Restricted Thesis: Campus only access

Degree Name

Master of Science in Clinical/Counseling Psychology



First Reader/Committee Chair

Jones, Jacob


Alzheimer's disease (AD) is a widely recognized neurodegenerative disorder distinguished by degeneration of brain cells, a decline in memory, thinking, independence, and cognitive loss. AD is a prevalent cause of dementia, affecting about 6.5 million people and accounting for every sixth death in the United States. Prior research suggested that APOE ε4 and depression/ anxiety may act synergistically to increase the risk for dementia. Therefore, this study aimed to investigate the effects of APOE ε4 and depressive/anxiety symptoms on cognitive decline to help improve the prediction of cognitive decline over time. It was hypothesized that participants with APOE ε4 and depressive/anxiety symptoms would experience a greater cognitive decline than participants without APOE ε4 and depressive/anxiety symptoms. Moreover, it was hypothesized that the presence of both depressive/anxiety symptoms and APOE ε4 will interactively affect cognitive decline. Participants (N=947) data obtained from the Alzheimer’s Disease Neuroimaging Initiative (ADNI) database were assessed for depression, anxiety, and cognition over three years.
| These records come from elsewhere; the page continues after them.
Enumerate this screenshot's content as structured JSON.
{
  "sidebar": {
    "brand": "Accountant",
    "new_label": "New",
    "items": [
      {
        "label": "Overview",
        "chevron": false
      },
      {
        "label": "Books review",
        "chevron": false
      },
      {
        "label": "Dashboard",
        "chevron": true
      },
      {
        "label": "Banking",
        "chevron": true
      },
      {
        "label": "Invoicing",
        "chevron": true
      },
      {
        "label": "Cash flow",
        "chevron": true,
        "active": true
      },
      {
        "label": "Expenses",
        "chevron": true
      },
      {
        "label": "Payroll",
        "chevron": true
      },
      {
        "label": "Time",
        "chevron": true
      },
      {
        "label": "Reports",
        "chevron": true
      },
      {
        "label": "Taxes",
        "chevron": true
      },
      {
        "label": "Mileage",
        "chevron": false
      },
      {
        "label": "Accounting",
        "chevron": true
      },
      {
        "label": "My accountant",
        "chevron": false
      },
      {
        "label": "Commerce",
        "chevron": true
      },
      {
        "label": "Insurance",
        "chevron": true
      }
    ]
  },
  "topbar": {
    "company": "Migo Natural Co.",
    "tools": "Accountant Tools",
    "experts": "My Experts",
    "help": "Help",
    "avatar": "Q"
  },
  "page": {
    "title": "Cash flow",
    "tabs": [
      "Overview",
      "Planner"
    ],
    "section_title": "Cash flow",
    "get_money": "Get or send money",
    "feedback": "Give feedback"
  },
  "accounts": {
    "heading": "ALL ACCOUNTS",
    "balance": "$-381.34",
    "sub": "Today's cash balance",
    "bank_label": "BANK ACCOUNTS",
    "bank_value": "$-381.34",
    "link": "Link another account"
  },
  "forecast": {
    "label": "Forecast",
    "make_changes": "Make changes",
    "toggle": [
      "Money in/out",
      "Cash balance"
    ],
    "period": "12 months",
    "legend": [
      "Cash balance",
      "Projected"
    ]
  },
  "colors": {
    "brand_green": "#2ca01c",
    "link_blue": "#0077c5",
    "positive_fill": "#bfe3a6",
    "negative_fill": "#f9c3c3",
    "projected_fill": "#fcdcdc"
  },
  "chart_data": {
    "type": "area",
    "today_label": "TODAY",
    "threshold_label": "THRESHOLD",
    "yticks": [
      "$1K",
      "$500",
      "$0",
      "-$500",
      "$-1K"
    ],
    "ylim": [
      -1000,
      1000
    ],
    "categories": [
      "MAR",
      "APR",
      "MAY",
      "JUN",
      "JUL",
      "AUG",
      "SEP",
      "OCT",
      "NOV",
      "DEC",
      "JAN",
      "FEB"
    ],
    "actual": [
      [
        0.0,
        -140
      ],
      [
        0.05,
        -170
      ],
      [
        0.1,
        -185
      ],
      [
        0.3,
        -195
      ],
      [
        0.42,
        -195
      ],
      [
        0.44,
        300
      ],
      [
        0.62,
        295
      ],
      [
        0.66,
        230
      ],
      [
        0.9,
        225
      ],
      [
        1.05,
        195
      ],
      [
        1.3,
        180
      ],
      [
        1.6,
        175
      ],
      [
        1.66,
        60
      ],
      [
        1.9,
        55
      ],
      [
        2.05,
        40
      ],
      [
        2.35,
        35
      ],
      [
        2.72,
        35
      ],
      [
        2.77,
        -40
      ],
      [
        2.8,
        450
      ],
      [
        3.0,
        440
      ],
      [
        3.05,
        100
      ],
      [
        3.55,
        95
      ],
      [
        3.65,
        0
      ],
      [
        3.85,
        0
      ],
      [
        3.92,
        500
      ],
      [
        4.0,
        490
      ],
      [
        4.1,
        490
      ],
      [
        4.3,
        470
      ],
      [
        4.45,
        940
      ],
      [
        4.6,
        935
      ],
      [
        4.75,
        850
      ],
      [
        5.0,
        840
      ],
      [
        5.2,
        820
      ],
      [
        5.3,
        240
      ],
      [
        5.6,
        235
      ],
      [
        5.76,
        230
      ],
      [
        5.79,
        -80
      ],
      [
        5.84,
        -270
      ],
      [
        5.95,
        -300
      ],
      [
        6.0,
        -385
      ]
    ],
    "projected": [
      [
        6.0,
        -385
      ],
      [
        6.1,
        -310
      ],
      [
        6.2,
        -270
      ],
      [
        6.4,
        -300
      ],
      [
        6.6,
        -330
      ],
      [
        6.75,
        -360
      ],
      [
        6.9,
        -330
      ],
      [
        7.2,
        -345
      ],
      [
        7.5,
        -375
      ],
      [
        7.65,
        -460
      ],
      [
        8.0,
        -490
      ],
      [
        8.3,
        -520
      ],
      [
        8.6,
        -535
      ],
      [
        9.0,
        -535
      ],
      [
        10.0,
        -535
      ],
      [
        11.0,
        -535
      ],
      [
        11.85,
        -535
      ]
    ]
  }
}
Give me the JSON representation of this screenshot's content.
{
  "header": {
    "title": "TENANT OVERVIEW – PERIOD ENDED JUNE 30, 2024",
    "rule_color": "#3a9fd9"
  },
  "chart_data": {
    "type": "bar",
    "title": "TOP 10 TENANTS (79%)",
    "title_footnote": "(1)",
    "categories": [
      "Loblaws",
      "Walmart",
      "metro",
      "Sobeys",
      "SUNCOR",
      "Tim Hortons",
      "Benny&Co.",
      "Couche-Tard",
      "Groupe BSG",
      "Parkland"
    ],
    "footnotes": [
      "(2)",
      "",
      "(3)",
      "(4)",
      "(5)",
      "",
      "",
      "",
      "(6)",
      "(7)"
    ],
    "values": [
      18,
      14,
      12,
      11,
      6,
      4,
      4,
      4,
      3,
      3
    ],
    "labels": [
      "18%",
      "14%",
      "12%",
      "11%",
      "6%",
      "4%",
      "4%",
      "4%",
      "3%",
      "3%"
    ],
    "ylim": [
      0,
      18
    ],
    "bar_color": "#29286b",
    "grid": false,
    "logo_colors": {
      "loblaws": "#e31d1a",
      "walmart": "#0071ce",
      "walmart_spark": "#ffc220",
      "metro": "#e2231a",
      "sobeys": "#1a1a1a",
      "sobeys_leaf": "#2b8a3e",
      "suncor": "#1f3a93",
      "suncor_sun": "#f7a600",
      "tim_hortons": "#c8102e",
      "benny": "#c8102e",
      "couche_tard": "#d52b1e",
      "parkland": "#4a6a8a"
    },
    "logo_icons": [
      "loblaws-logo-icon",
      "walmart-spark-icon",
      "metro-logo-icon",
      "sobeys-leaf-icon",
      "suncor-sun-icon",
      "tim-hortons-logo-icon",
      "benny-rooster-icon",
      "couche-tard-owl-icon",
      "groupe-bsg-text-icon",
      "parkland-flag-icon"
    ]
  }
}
Multilevel- modeling was used to examine the longitudinal association between APOE ε4, depressive/anxiety symptoms, and cognition. Our findings supported that participants with APOE ε4 and depressive/anxiety symptoms are at higher risk for cognitive decline. Findings further indicated a significant three-way interaction (APOE ε4 X depressive/anxiety symptoms X occasion), demonstrating significant mean differences in cognition among the depressed and anxiety participant groups. Significant differences were also noted among participants having APOE ε4 two alleles. Therefore, it is suggested that better management of depression/anxiety could potentially reduce cognitive decline and dementia risk.